Whether a nation is fighting another nation, or their own population, the fight over money and power is really a core driver of most wars. Blaming their actions on ideology (e.g. Communism, Fascism, ethic, and religious purposes) tends to just be a cover, or excuse, for their real reasons.
Here are several other wars fought over money, including the attack on Pearl Harbor, as well as China’s regular dispute over the oil of the South Seas.
U.S. Civil War Possibility
I often cite Gallup and Pew because they do fairly reliable, non-partisan studies. Similarly, if a picture is worth 1000 words, then read this:
If I were to group these people, I would say it is:
- Liberals vs conservatives
- Urban vs Rural
- Rich vs Poor (although this is difficult to prove due to many variables)
The Polarization is not Limited to Political Parties
“The Big Sort” is a well known book by journalist Bill Bishop, written in 2004. It proposes that ideological divisions are increasingly occurring at the state, county, zip code, and neighborhood levels. It is summarized by this statement:
“The result is a country that has become so polarized, so ideologically inbred that people don’t know and can’t understand those who live a few miles away. How this came to be, and its dire implications for our country, is the subject of this ground-breaking work. “
Even if you do not read the book, the reviews are educational.
Urban vs Rural: Modern American Secession & State Geographical Redistribution Attempts
Just last week I heard that Most of Oregon is trying to become part of Idaho instead. Earlier this year it was Catalonia
The urban vs rural divide is the clearest divide in American politics today. The city dwellers do not share the values or income levels, and therefore taxes, of the rural residents. In some ways it reminds me of rural America’s revolution from urban Britain over 200 years ago, and the North from the South in the Civil War.
This leads me to believe that in the future, further redistributions of lands and/or secession are actually possible, but unlikely to come in peaceful times.
Here is a list of significant (meaning not a couple of people) secession attempts or threats in the past few years.
The Myth of Peace
See, the reality is, there is no single governing system, nor system of laws, that will make everyone happy all of the time because people do not simply homogenize ideologically over time (diversity), and you simply cannot make rules to please everyone. SImultaneously, you always have people trying to impose their ideas on to others (force), and people are beyond any mesure, unreliable as their behavior constantly changes to changing environments.

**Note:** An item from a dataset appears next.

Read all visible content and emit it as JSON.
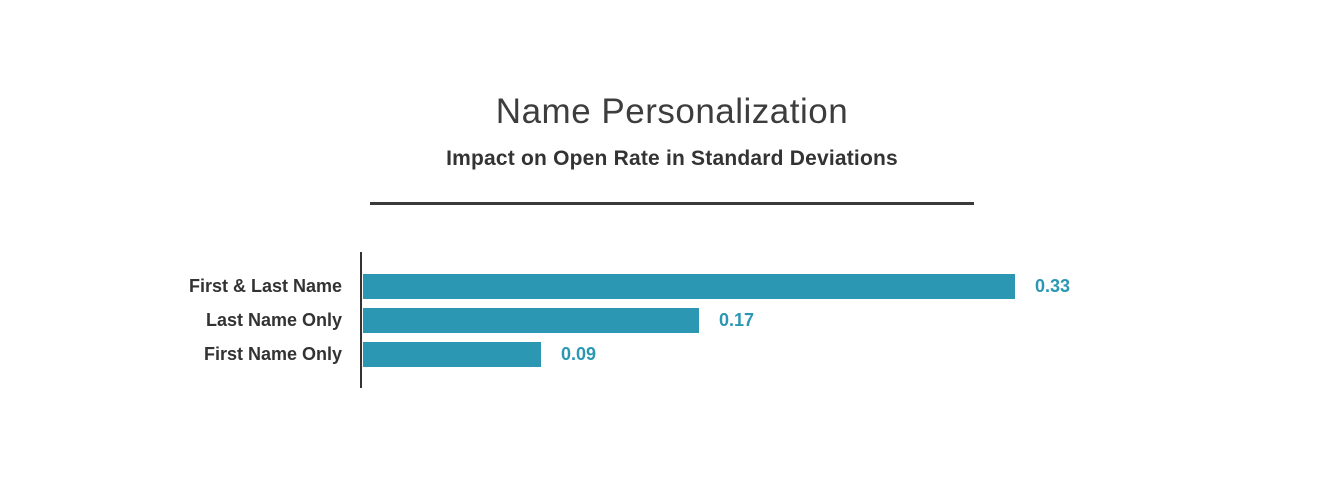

With the need for autonomy, shifting power over time, an increasingly powerful populous (e.g. people can read, print, and publish books) and/or govt, it can be concluded that the desire to create new, independent, and sovereign nations will always exist, and generally a common way to achieve that is through conflict. It is even possible that the end of the nation state is on the horizon, but that is difficult to say whether that is useful/risky or not, meaning there is safety in numbers, but when those large groups break down, there is much larger disaster awaiting. This describes my systems-scale-conflict-theory.
In a nutshell, the larger the system (political, economic, etc…), the longer between periods of chaos, but the larger the chaos is when chaos occurs. When WW3 hits, the world will crash harder and more people will die than in any previous war, just like we saw on WW1 and 2 as globalization was ramping up.